The first big drop is a great test to separates freeride bikes from the XC bikes. I rolled down and slammed through the abrupt transition. The rear end sucked it up in a very predictable pattern. I could feel the shock circuits start and stop working, so I hauled the bike back up the rock to see what would happen if I dialed them differently, specific for this obstacle. I was able to go down this hill with different shock settings and eventually tuned out the most harsh elements of the transition. Dial out the compression, back off the preload, dial in the rebound, and the most extreme v-out transition on the ride all but dissappears with body english. No initial hit on the shock. No feel of quick release of the spring. The suspension controls on this bike are simple and extremely effective. The frame design totally takes advantage of the adjustability of the shock.
I continue on to the next section, a steep rock slab where Jeeps drag sand onto the rock, creating a mountain bike sliding board into a sand pit. Once you hit the beach sandy bottom, you've got to go hard left to aim at the near vertical face of a rock to be able to use it as a huge berm to shoot you across more sand to another huge rock. I rode this section with more confidence than ever, even with WTB Weirwolf tires that are horrible on smooth sidehills, let alone those with sand all over them. I brought them along because I knew they would slip (and because they were on the wheels and I am lazy). The stiff frame hung in there when a tire slid, allowing me to regain traction by simply lifting the square cornering edge away from the rock. The frame remained pointed in the direction I wanted to go. Amazing.
A bit more sand and a lot more rock, a very bumpy ride through a camping area, a steep smooth dirt road climb, and I was on the downhill side of the ride. This is the place where the La Bruja became THE FRAME OF THE YEAR, and this complete bike became THE BIKE FOR MOAB. There is a three mile stretch of extremely rough, steep, fast trail. Axe blades. Ridges in every direction. Hit them wrong and its the bicycle on the railroad tracks trick.

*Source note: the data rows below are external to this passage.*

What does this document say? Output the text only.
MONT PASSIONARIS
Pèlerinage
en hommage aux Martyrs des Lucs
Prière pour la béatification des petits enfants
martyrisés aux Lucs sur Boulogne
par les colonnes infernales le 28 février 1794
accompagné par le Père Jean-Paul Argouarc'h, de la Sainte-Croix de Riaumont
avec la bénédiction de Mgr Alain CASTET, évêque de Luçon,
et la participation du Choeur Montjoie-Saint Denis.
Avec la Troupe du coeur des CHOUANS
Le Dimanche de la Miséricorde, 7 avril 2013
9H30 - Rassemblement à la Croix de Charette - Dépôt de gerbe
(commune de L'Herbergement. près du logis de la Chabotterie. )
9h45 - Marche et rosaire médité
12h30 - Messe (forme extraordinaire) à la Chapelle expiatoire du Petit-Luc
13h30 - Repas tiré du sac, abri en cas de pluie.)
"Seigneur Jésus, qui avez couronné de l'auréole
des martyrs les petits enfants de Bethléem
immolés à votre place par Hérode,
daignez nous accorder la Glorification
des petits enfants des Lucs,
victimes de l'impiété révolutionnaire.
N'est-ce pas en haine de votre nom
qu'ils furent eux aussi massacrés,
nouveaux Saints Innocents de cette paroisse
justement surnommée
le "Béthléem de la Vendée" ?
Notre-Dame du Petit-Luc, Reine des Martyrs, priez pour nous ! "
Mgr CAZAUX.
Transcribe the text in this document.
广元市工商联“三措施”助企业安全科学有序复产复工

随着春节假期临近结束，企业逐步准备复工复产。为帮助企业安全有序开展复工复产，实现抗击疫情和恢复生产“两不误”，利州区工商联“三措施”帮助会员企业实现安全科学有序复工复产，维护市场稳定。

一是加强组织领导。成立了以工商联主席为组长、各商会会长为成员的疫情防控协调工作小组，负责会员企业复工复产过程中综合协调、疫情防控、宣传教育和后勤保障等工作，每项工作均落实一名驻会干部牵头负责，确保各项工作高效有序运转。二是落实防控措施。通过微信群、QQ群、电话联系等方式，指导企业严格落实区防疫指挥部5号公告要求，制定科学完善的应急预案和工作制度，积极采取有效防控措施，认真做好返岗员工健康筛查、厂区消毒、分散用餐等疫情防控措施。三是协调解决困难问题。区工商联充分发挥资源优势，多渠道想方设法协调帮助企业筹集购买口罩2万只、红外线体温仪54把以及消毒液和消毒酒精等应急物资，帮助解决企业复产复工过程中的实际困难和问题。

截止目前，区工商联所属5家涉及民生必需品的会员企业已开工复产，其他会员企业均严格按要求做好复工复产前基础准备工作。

I have ridden this section of trail on many, many different bikes, some with more travel than this La Bruja XDreamride. I went down the roughest section of trail faster than I had ever been before, feeling in more control. I stopped to tune the suspension to the exact frequency of the vertical ax blades I was striking in the trail. I used a certain section where the bike bouced a bit. I pedaled back up, dialed the rebound damping in a bit on either end, bounced the bike up and down, backed out the preload a bit more, then did the section again and noticed a huge difference. It is amazing the control that the new shock technology gives us when put on a bike designed to make take advantage of it.
On the road downhill heading home I noticed how well-balanced the bike was. It really feels perfect for my body and the needs of speed. It is very tight in every regard. Going 45 miles an hour on pavement, the bike feels like a small motorcycle, tight, stable and predictable. It would be even more stable on this descent with an adjustment in wheelbase, WHICH IS POSSIBLE. With the La Bruja, I could change the wheelbase on the trail, if I wanted to.
After this first ride the only thing I have to do is tighten the Chris King hubs. I just got word from Sherwood Gibson that 8" rotors are good in the rear, so I will be putting one on and replacing the Weirwolf with rounder, meatier rubber. Perfect for rock surfing. The XDreamride La Bruja is destined to be a great surfboard.